The events leading to our choice to adopt are outside the scope of this post, but this part is important: we had no clue how in hell we were going to afford the colossal expense.
Like true Americans, we closed our eyes and started a home equity line of credit. We did this without a plan to pay it back. All we had between us was dumb hope and phantom bravado. I wasn’t making enough to pay the debt off when it came due. We really had no clue what we were going to do.
But we knew what we wanted for our family.
If I had analyzed the decision to adopt with a financial or calculated lens, I would have decided against it. Every logical brain cell left in my skull (population: 3.5) demanded I reconsider. Yet something within my heart (as corny as that sounds) kept me believing in our decision and our ability to come through the other end stronger and better.
3-ish years later, things have “worked out,” but not because of external fates aligning for my family. Instead, we navigated the rough waters and gritted our teeth against the new life we knew we needed to lead. Friends and family assisted and I’ll never forget the love and support we received throughout our troubled times. I became somewhat of a hermit for a while there, but those days are over. Our “portfolio” isn’t as impressive (read: nonexistent) as our peers, but our family is as strong as ever.
Example 2: Moving when the market ain’t right
We just moved from a big house to a small house… in a shitty real estate market.
Yeah, I know how percentages work and I realize the bath we took in the sale of our home. Yet I also knew that a simpler life was the path to happiness I wanted to pursue.
Why does it make no sense to downsize in a bad market? Well, here’s some math (all hypothetical numbers, of course):
Let’s say my home is worth $1,000,000 and I want to move into a $500,000 home. Assume the market dips 20% and my million dollar home is now worth $800,000. Well, the $500k home is now worth $400k. So, I’m losing $100k in moving to a smaller place (if the market recovers). Yikes!
But we didn’t downsize to save money, we did it to lead that simpler life. Less house. Less yard. Less STUFF. I knew in my gut that this move would make for a happier life, and so far so good! Like the cylons, I have a plan.
Wrap it all up
If Money and Happiness become inputs for our calculator, then spending money in a conservative fashion is expected to raise happiness by a fitting amount.
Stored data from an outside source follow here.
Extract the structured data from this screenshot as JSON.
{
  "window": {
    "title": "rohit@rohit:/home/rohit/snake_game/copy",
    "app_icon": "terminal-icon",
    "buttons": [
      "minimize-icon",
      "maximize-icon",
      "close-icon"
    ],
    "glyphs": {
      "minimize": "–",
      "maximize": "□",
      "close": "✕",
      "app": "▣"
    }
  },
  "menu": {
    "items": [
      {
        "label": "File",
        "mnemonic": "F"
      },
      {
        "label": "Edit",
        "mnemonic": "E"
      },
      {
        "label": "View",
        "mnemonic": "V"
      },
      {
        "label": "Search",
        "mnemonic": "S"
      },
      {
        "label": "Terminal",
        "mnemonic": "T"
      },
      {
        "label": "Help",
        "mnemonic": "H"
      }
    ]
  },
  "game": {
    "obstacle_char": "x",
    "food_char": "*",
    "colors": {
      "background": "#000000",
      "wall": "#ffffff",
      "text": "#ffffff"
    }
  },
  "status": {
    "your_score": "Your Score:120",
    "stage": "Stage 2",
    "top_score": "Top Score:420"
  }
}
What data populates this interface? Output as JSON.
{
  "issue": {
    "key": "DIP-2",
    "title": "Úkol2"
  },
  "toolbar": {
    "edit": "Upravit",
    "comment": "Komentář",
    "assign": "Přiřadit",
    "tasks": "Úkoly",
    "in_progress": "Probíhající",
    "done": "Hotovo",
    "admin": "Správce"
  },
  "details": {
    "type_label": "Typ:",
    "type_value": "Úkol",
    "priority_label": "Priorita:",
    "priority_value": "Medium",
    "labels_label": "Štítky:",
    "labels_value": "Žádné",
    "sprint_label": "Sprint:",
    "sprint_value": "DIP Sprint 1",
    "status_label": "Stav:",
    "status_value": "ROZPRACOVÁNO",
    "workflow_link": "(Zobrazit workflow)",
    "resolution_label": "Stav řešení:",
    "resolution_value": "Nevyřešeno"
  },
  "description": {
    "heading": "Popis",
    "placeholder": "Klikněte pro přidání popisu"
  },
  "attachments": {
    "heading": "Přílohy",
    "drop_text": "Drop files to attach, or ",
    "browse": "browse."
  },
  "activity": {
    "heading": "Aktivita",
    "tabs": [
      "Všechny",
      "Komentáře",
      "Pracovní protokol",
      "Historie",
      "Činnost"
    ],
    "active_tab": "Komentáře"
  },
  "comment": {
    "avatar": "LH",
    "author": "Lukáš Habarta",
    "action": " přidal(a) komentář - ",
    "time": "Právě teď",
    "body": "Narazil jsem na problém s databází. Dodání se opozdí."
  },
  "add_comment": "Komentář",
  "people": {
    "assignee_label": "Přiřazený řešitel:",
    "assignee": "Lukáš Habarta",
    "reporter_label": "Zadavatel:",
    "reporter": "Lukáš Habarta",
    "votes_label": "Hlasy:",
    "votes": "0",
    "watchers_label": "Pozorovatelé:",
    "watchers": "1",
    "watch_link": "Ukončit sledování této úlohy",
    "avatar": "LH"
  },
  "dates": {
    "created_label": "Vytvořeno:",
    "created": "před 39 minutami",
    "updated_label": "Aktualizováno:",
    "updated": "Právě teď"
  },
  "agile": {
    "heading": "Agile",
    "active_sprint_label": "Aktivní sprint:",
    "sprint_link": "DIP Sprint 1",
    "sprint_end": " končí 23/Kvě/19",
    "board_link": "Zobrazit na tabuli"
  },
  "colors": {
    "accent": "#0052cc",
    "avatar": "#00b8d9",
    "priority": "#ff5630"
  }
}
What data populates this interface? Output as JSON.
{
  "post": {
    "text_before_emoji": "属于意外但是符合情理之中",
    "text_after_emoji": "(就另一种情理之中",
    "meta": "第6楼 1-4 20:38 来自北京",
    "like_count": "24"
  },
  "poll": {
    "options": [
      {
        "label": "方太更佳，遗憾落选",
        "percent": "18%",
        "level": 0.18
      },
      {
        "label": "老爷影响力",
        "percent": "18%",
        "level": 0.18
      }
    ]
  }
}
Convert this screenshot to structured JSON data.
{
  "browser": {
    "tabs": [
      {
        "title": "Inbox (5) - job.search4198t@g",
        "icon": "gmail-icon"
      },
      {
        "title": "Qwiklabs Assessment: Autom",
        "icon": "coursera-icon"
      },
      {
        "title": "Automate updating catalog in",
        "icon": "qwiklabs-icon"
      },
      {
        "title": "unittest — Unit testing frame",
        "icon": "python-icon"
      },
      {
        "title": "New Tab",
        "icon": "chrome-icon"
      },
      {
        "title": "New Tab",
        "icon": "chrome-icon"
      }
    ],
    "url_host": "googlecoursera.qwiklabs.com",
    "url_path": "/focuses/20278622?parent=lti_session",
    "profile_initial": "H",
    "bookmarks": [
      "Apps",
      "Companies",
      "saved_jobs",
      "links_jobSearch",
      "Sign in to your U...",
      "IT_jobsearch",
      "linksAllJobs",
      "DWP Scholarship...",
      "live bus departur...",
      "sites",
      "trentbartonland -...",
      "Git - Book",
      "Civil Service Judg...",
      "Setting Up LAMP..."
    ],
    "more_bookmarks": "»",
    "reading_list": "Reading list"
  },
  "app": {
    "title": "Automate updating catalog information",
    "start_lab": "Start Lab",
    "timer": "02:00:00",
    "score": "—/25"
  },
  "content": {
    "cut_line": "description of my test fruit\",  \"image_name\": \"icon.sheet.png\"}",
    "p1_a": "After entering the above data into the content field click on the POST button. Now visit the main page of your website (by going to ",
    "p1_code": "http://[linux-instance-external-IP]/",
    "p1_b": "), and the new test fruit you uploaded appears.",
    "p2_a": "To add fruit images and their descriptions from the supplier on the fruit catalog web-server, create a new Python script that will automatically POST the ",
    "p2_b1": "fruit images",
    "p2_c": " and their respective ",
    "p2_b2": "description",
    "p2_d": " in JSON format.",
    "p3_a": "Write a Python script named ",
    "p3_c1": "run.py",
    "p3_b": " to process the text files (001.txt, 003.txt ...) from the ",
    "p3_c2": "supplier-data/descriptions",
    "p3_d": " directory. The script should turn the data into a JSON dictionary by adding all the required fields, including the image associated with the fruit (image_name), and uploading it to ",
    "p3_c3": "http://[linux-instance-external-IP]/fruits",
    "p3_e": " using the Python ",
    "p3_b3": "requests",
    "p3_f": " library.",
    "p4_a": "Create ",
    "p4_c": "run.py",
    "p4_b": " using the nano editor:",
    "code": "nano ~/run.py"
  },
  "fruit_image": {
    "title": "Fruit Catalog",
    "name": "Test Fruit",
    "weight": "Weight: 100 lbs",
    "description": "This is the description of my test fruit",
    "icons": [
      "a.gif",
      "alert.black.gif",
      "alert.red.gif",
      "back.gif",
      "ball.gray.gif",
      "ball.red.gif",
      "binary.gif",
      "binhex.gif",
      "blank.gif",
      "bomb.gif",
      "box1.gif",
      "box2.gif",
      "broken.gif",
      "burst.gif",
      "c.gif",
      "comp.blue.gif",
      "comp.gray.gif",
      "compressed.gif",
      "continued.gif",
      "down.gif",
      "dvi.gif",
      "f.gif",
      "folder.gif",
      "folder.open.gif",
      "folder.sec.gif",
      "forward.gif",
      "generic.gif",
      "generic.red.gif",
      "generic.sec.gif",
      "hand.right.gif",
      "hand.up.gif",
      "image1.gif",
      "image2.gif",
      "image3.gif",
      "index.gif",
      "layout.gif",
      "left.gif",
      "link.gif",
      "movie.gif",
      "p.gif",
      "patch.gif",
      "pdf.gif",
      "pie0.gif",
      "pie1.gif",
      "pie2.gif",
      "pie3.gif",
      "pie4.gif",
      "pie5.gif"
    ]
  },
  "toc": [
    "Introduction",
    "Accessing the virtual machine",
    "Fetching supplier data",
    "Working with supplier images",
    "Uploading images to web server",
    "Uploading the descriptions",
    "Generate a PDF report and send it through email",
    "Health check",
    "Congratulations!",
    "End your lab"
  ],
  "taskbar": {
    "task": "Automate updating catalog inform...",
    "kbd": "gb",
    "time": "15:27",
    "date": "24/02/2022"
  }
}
And as long as we are careful, we can trudge along until our safe, planned retirement.
Well, I’m off that track for sure and I’m here to report nothing but awesome returns. I cannot imagine where I’d be if I didn’t take these two major financial free jumps.
Now, at some point, I realize the future needs to be planned for. I get it. But if I let the years ahead dominate my years I’m living, I may have decided against adoption and against moving when we so desperately needed the change. No, I’m a firm believer in living for today, rather than tomorrow. If that plan ends up costing me, ask me tomorrow what I think of this advice. 🙂 I may decide to build a time machine and bitch-slap young(er) Matt.